Europe’s main bourses gave up morning gains to trade lower by midday on Thursday. Both the region-wide Stoxx Europe 600 and London’s FTSE 100 indices fell 0.4 per cent, while Frankfurt’s Xetra Dax was 0.2 per cent lower.
In the US, the S&P 500 index traded 0.4 per cent higher in early dealings, after data showed the US economy rebounded in the third quarter and jobless claims dropped more than expected last week.
The calmer session came after MSCI’s broad index of global developed and emerging market stocks dropped 2.9 per cent on Wednesday. Wall Street’s S&P 500 dropped 3.5 per cent, its biggest one-day loss since June.
The dollar climbed 0.3 per cent against a basket of peers after data showed US economic output rose 7.4 per cent in the July to September period compared with the previous quarter. It shrunk 9 per cent in the second quarter.
The pace of US growth was “faster than anticipated”, said Richard Flynn, UK managing director at Charles Schwab, “but activity has some way to go before returning to its pre-Covid peak”.
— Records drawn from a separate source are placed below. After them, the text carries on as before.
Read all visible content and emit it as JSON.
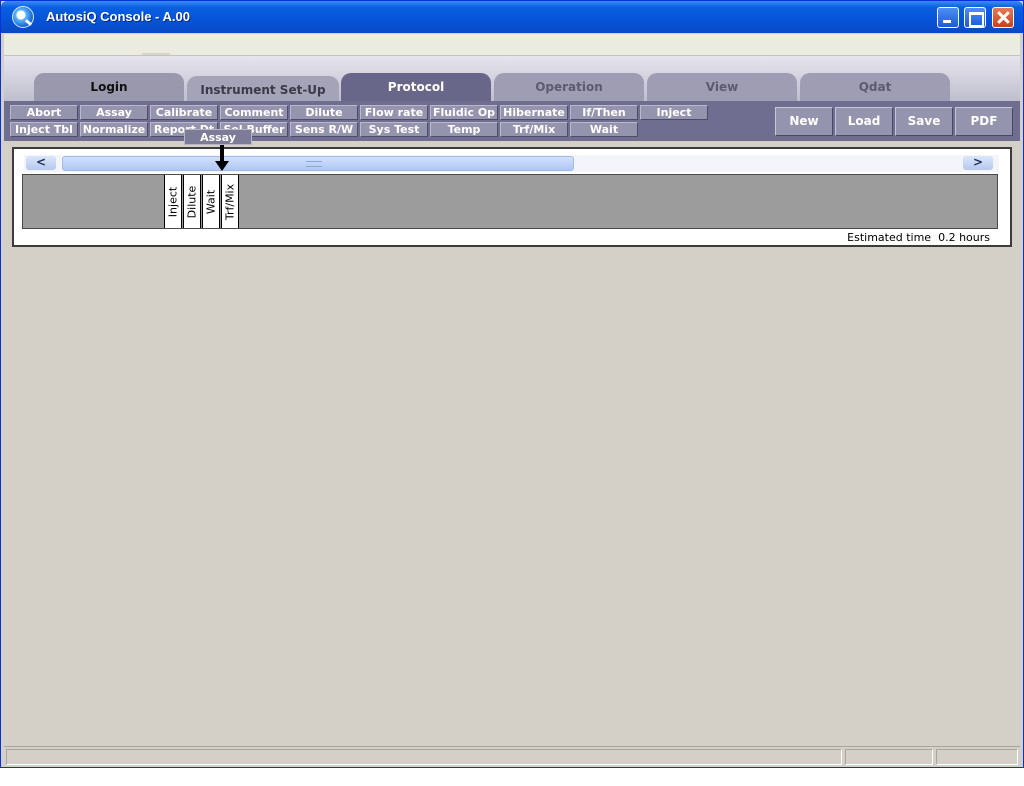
{
  "window": {
    "title": "AutosiQ Console - A.00"
  },
  "tabs": [
    {
      "label": "Login"
    },
    {
      "label": "Instrument Set-Up"
    },
    {
      "label": "Protocol"
    },
    {
      "label": "Operation"
    },
    {
      "label": "View"
    },
    {
      "label": "Qdat"
    }
  ],
  "active_tab": "Protocol",
  "toolbar": {
    "row1": [
      "Abort",
      "Assay",
      "Calibrate",
      "Comment",
      "Dilute",
      "Flow rate",
      "Fluidic Op",
      "Hibernate",
      "If/Then",
      "Inject"
    ],
    "row2": [
      "Inject Tbl",
      "Normalize",
      "Report Dt",
      "Sel Buffer",
      "Sens R/W",
      "Sys Test",
      "Temp",
      "Trf/Mix",
      "Wait"
    ],
    "actions": {
      "new": "New",
      "load": "Load",
      "save": "Save",
      "pdf": "PDF"
    }
  },
  "drag": {
    "label": "Assay"
  },
  "timeline": {
    "steps": [
      "Inject",
      "Dilute",
      "Wait",
      "Trf/Mix"
    ],
    "scroll_left": "<",
    "scroll_right": ">",
    "estimated_label": "Estimated time",
    "estimated_value": "0.2 hours"
  },
  "colors": {
    "titlebar": "#0554d9",
    "toolbar": "#6f6e90",
    "active_tab": "#68678a",
    "workspace": "#d4d0c8"
  }
}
Initial US jobless claims fell to 751,000 last week, below the 775,000 claims forecast by economist, although the number remains at historically high levels, as the country faces a fresh rise in coronavirus cases.
The euro fell against the dollar after the European Central Bank gave a strong hint that it will respond to the worsening eurozone economic outlook in December with new stimulus measures. The single currency slipped 0.4 per cent to $1.1693, its lowest level in more than a week. However, it was flat against the UK pound at 90.5p.
Oil headed for its worst week since April, driven by concerns that stricter Covid-19 measures will hobble demand for fuel. Brent crude slipped a further 5.1 per cent to $37.11 a barrel on Thursday, taking the global benchmark’s fall for the week to more than 10 per cent.
For the oil market “demand concerns are likely to be chief among the bearish factors at play at present”, said analysts at JBC Energy.
Supply is also rising following the end of an oil export embargo in Libya, leading many analysts to bet that Opec and its allies will have to delay plans to add back oil production in January.
“One can only wonder how long until Opec+ announces the rollover of the current output ceiling,” said Tamas Varga at oil brokerage PVM in London.